Untuk menjalankan tugasnya sebagai pemimpin di muka bumi, tentunya kita membutuhkan banyak sekali faktor yang bisa mendukung kita supaya bisa menuntun kesuksesan baik itu dunia maupun akhirat.
Karena manusia berbeda dengan makhluk Allah yang lain. Manusia bukan hanya diberikan fisik yang hebat saja, namun diberikan pula akal yang luar biasa yang bahkan malaikat saja tidak diberikan oleh-Nya.
Selain itu kita juga diberikan struktur kejiwaan yang indah pada setiap pencptaa-Nya.

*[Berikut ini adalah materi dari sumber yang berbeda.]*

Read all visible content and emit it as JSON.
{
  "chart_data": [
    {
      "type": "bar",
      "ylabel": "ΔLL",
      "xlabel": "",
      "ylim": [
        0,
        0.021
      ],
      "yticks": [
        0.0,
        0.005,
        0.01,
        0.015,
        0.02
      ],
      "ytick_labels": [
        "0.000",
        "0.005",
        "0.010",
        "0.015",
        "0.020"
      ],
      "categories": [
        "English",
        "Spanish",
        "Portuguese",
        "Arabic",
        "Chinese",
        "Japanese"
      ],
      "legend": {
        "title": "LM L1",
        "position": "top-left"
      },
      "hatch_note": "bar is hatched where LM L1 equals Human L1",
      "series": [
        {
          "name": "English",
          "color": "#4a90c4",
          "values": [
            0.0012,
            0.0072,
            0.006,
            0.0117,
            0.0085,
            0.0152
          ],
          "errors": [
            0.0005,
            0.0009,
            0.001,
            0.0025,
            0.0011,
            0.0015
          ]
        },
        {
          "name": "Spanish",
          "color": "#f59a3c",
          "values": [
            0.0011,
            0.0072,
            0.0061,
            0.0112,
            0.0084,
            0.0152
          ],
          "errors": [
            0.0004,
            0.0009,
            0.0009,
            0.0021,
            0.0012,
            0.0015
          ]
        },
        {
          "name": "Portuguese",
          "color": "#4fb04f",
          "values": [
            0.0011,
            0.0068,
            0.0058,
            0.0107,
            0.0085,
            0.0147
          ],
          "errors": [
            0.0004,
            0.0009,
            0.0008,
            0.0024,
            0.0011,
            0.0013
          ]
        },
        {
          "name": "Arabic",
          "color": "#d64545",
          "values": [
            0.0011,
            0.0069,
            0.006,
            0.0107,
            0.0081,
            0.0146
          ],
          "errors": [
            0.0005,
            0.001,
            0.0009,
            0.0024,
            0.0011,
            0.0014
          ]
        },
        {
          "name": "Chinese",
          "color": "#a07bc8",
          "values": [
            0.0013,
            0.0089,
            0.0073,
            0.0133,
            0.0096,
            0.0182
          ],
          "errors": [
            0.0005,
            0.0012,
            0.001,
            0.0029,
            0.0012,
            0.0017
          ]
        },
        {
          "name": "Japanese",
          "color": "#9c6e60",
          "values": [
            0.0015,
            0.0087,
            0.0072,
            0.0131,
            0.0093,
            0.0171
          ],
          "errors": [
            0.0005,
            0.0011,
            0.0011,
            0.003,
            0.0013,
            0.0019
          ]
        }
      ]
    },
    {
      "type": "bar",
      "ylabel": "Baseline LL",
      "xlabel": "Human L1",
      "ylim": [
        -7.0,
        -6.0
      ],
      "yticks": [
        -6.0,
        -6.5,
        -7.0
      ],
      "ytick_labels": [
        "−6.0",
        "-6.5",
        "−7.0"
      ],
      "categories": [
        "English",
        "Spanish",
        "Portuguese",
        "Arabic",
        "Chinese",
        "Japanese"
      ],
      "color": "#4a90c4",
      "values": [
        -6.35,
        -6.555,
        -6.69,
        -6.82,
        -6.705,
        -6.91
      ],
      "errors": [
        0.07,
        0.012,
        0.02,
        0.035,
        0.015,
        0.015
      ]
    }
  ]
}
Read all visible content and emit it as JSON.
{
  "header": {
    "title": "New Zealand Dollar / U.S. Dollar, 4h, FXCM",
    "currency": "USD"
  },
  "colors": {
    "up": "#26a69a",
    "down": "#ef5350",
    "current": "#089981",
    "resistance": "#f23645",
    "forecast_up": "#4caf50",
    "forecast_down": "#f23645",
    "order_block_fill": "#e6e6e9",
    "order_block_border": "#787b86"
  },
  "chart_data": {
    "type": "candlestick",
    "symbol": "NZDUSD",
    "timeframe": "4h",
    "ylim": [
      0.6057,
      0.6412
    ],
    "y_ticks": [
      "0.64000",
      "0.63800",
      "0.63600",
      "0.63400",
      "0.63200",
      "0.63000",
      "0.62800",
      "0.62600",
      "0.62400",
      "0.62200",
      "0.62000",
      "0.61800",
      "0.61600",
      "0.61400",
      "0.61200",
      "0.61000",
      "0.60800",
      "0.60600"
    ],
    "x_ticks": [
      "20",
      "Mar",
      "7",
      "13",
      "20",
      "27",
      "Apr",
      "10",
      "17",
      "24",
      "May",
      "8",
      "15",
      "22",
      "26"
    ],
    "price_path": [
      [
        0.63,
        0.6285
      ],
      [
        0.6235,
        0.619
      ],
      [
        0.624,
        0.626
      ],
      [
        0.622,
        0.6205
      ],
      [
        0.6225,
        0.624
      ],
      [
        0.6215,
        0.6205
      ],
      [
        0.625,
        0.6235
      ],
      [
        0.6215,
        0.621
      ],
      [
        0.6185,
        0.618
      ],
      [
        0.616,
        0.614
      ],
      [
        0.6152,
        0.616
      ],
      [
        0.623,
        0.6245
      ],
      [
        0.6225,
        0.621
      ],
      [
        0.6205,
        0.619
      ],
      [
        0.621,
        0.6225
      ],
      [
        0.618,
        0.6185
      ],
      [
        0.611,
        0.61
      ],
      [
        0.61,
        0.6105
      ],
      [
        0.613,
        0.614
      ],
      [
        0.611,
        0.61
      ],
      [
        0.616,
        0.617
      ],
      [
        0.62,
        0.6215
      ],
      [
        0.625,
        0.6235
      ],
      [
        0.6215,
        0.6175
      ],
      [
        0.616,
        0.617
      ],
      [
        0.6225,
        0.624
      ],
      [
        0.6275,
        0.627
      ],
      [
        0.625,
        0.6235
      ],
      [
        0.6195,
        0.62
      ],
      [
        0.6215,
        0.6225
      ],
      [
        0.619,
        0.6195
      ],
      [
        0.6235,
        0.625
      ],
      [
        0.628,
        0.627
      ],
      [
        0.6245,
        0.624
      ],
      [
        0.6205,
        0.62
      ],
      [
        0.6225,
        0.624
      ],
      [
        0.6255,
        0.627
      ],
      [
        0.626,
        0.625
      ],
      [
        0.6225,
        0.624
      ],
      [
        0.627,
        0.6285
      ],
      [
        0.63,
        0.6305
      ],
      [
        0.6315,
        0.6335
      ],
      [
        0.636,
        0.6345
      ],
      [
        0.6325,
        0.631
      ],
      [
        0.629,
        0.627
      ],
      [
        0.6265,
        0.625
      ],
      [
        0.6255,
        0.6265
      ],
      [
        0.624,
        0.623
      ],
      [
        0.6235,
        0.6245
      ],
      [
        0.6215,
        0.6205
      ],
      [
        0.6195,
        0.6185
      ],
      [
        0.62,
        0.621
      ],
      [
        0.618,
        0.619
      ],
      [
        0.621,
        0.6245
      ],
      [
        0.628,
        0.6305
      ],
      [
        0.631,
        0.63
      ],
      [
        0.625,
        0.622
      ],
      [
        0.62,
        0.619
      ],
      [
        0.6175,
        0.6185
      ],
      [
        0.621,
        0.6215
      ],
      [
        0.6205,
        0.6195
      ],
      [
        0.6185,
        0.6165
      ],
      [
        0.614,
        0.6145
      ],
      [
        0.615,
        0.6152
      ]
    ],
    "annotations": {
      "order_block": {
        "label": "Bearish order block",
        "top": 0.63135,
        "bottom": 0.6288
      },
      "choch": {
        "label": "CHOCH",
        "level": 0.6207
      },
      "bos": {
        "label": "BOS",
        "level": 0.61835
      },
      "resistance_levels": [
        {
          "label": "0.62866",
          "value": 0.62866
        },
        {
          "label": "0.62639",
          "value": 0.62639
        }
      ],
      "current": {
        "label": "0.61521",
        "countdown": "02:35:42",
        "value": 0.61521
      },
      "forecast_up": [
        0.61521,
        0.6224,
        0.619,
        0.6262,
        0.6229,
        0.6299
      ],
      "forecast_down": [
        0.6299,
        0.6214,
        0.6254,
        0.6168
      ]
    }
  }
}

Tentunya semua potensi yang Allah berikan tersebut, tidak hanya Ia berikan secara percuma. Tetapi Allah juga memerintahkan manusia dengan segala kemampuannya, untuk menciptakan kemakmuran dimuka bumi.
Nah, hal tersebut dapat tercapai menggunakan banyak faktor, salah satunya ialah kemimpinan yang baik yang dituntun oleh Al-Qur’an dan Sunnah.
Kepemimpinan dalam perspektif Fiqih perpolitikan adalah suatu hal yang harus selalu dibangun, dan dijaga dengan baik, dan tentunya bukanlah sekedar hal untuk dikejar.
Karena dengan motif membangun dan menjaga inilah, kita akan dapat melahirkan pemimpin yang autentik dan berkualitas.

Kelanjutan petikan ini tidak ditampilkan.